Growth in alternative energies is presented by Fortu PowerCell’s announcement that it will break ground this year on a $623 million advanced battery plant in Muskegon. The company is a Swiss-German subsidiary of Fortu Holding AG of Basel, Switzerland, which is commercializing a new, rechargeable lithium battery technology based on a proprietary, nonflammable electrolyte. The large battery cells will be used in electric and hybrid-electric vehicles, and in large, stationary electrical storage systems.

Perhaps the most welcome news in a decade came this week from Autodie LLC, one-time king of automotive suppliers, which plans a $24 million improvement to the plant. Even better news is that German/American automaker MBtech, a subsidiary of DaimlerChrylser, now owns the company and engineering is back as a job category.

These welcome examples of regained ground and growth, however, are made more perilous as the Fed continues a monetary policy that may already be the stumbling block. While business owners and consumers alike are very aware of escalating oil costs, industries are reporting to Long that inflation is at the door, in continued high steel prices and commodities now 40 percent higher in price than just 10 months ago.

Long reported that his survey participants were far more optimistic about growth potential and that sales continue to be strong.

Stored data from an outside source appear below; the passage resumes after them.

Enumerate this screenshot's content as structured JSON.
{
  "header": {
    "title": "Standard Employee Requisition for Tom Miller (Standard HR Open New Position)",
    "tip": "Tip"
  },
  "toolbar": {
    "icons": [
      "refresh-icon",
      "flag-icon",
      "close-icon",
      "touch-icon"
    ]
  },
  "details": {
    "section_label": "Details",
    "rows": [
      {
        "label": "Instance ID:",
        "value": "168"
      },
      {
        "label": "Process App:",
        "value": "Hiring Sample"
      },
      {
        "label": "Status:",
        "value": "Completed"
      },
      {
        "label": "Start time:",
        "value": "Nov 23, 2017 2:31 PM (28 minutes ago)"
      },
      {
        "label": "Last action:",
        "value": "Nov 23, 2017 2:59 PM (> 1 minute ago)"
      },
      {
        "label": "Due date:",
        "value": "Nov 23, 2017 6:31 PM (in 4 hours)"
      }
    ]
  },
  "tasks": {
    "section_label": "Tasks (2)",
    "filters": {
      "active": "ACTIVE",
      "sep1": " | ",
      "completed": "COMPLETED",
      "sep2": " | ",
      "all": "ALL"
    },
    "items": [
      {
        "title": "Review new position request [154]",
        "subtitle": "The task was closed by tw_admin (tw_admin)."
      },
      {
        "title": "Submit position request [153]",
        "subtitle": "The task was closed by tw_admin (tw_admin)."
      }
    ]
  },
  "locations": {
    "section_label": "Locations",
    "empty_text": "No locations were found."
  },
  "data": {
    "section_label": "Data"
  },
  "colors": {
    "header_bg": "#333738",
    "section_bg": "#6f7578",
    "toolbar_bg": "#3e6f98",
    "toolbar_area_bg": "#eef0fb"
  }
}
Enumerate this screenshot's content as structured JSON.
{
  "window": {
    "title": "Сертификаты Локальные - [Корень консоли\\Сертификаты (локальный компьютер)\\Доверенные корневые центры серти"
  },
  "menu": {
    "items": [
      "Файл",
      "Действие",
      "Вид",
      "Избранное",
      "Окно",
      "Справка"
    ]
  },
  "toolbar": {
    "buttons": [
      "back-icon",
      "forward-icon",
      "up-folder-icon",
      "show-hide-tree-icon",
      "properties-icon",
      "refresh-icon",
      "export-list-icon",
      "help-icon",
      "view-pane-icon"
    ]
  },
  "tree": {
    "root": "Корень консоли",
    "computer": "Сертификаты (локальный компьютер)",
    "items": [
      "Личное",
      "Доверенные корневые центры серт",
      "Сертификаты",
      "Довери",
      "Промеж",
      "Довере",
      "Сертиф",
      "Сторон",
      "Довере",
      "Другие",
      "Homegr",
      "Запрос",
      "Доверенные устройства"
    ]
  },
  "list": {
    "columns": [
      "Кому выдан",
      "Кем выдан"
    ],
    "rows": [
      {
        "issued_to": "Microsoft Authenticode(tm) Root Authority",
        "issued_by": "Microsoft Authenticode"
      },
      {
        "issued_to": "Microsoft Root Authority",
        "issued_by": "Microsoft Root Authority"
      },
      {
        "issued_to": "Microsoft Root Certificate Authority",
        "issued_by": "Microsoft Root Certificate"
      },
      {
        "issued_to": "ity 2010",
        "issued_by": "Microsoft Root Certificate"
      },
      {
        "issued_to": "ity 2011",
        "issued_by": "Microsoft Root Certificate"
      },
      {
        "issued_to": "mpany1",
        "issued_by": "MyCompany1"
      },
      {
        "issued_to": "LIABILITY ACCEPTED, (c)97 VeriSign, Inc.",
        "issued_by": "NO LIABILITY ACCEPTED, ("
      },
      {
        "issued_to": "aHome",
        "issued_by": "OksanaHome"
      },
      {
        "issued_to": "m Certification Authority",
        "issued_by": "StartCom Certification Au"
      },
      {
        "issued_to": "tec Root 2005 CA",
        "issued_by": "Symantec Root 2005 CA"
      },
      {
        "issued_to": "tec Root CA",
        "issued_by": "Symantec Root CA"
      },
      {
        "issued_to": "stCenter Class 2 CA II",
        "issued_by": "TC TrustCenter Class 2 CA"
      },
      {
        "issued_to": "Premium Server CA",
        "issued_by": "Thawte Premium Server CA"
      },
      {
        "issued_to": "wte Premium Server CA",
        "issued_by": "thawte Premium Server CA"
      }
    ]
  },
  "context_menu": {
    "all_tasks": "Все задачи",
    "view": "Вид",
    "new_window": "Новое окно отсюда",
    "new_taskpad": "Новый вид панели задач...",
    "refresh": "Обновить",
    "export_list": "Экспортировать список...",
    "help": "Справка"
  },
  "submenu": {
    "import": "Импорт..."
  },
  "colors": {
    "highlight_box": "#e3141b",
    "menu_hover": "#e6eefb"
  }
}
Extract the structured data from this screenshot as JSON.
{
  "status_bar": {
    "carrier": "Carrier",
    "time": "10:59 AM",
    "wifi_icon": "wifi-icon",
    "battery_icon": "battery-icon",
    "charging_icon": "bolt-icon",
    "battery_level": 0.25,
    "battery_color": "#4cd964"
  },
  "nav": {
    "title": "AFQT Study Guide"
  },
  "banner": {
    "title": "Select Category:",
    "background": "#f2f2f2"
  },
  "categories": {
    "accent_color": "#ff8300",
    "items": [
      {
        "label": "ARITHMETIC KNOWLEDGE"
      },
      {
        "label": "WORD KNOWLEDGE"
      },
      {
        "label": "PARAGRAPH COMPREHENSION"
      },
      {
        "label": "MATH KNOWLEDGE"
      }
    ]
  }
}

Concern is evident — especially for smaller businesses that cannot absorb big price hikes — that industrial inflation is already at work.

Late last week, various members of the Fed were reported to be steadfast in holding to the current policy, according to news reports of their remarks as speakers in various locations. Fed members apparently have a threshold of 2.0 percent inflation and suggest the economy is still sluggish. Still other Fed members appear ready to open discussion.

Such action must come sooner than later.